The fundamentals of turning coal into a liquid have been around for almost a century and are far from being a dark art.
However, when New Hope decided to build a concept plant at Jeebropilly it took several years for the company’s Projects Department to detail the process to suit their vision before the design was finalised.
Through a process called pyrolysis, coal can be ‘baked’ in an inert, or non-reactive atmosphere, releasing gas which is captured and then further processed, or distilled, using Fischer Tropsch (FT) synthesises to produce fuel such as diesel.
New Hope Project Manager Hans Paustian said while the process has been proven in large scale operations, the challenge for New Hope was to prove a scaled down version would work safely and prove environmentally compliant in the Australian context.
“Basically, we needed to see if it was economically viable for a small scale plant to be located at a mine site, producing a suitable fuel for the site’s diesel powered equipment,” Hans said.
“Although the project involved an overseas secondment for several years, the most difficult aspect was in verifying and modifying the equipment to meet Australian standards and regulations.

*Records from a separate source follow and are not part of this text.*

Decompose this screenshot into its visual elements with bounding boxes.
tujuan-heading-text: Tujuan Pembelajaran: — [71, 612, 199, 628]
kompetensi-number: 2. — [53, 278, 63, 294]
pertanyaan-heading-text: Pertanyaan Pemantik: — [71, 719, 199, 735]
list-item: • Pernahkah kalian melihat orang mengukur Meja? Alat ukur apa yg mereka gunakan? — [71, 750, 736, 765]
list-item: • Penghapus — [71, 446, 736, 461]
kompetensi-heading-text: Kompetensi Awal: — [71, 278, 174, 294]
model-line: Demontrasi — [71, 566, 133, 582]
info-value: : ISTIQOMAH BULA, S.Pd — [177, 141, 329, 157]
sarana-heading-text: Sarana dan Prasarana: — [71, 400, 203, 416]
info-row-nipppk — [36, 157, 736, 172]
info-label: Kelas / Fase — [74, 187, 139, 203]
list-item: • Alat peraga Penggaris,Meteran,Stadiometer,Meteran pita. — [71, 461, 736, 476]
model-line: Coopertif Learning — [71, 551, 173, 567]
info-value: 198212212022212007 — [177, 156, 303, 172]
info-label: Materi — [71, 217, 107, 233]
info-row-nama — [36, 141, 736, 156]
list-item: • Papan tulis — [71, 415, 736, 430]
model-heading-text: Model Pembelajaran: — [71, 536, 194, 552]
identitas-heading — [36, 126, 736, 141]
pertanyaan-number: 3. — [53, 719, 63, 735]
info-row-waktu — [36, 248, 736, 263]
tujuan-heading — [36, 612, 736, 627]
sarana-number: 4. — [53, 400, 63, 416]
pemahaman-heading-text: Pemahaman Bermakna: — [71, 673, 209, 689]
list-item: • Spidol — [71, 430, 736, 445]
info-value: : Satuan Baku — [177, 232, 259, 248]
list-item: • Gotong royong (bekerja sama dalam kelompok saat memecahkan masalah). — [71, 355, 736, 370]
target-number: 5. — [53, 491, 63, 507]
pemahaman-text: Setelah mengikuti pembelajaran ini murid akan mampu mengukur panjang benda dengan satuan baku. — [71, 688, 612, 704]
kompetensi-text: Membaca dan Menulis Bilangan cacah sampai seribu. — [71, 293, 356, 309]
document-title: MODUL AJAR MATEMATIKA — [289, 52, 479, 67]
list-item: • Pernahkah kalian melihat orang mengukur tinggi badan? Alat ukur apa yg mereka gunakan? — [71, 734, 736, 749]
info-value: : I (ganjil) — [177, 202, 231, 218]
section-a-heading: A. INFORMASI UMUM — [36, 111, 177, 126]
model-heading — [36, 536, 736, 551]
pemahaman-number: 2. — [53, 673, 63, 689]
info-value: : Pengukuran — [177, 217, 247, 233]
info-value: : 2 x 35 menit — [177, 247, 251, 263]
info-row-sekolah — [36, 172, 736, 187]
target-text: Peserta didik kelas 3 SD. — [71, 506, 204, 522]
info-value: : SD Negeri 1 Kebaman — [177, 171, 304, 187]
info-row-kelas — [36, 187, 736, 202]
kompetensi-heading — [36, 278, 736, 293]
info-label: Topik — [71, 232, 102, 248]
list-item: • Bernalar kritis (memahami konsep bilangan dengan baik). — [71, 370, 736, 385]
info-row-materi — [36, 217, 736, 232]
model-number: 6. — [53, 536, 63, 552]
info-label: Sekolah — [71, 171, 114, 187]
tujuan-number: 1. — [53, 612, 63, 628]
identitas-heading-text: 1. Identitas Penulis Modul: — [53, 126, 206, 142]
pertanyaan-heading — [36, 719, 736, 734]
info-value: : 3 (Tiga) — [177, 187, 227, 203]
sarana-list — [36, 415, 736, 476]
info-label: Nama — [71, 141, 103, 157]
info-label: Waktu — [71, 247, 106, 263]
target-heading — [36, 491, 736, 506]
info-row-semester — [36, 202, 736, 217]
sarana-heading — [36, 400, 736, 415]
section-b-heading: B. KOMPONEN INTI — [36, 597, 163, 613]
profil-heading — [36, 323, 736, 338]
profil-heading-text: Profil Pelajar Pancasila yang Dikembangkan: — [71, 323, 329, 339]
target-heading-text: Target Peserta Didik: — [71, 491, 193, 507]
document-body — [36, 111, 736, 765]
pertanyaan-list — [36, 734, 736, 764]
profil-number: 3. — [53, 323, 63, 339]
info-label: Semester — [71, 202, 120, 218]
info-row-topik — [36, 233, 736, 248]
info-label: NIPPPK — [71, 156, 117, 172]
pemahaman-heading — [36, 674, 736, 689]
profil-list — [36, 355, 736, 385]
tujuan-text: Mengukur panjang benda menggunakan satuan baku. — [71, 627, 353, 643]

“Like all projects this was a group effort and we called on the skills and experience of both in-house workers and external consultants. Once in Australia the entire New Hope Projects department checked every piece of equipment, its design and aspect of risk, safety and environment to ensure it was suitable for use.”
Hans said the work overseas consisted of becoming competent with the technology and arranging the shipping of the equipment.
“We set up a laboratory in Pittsburgh where we conducted tests to verify the process results,” Hans said.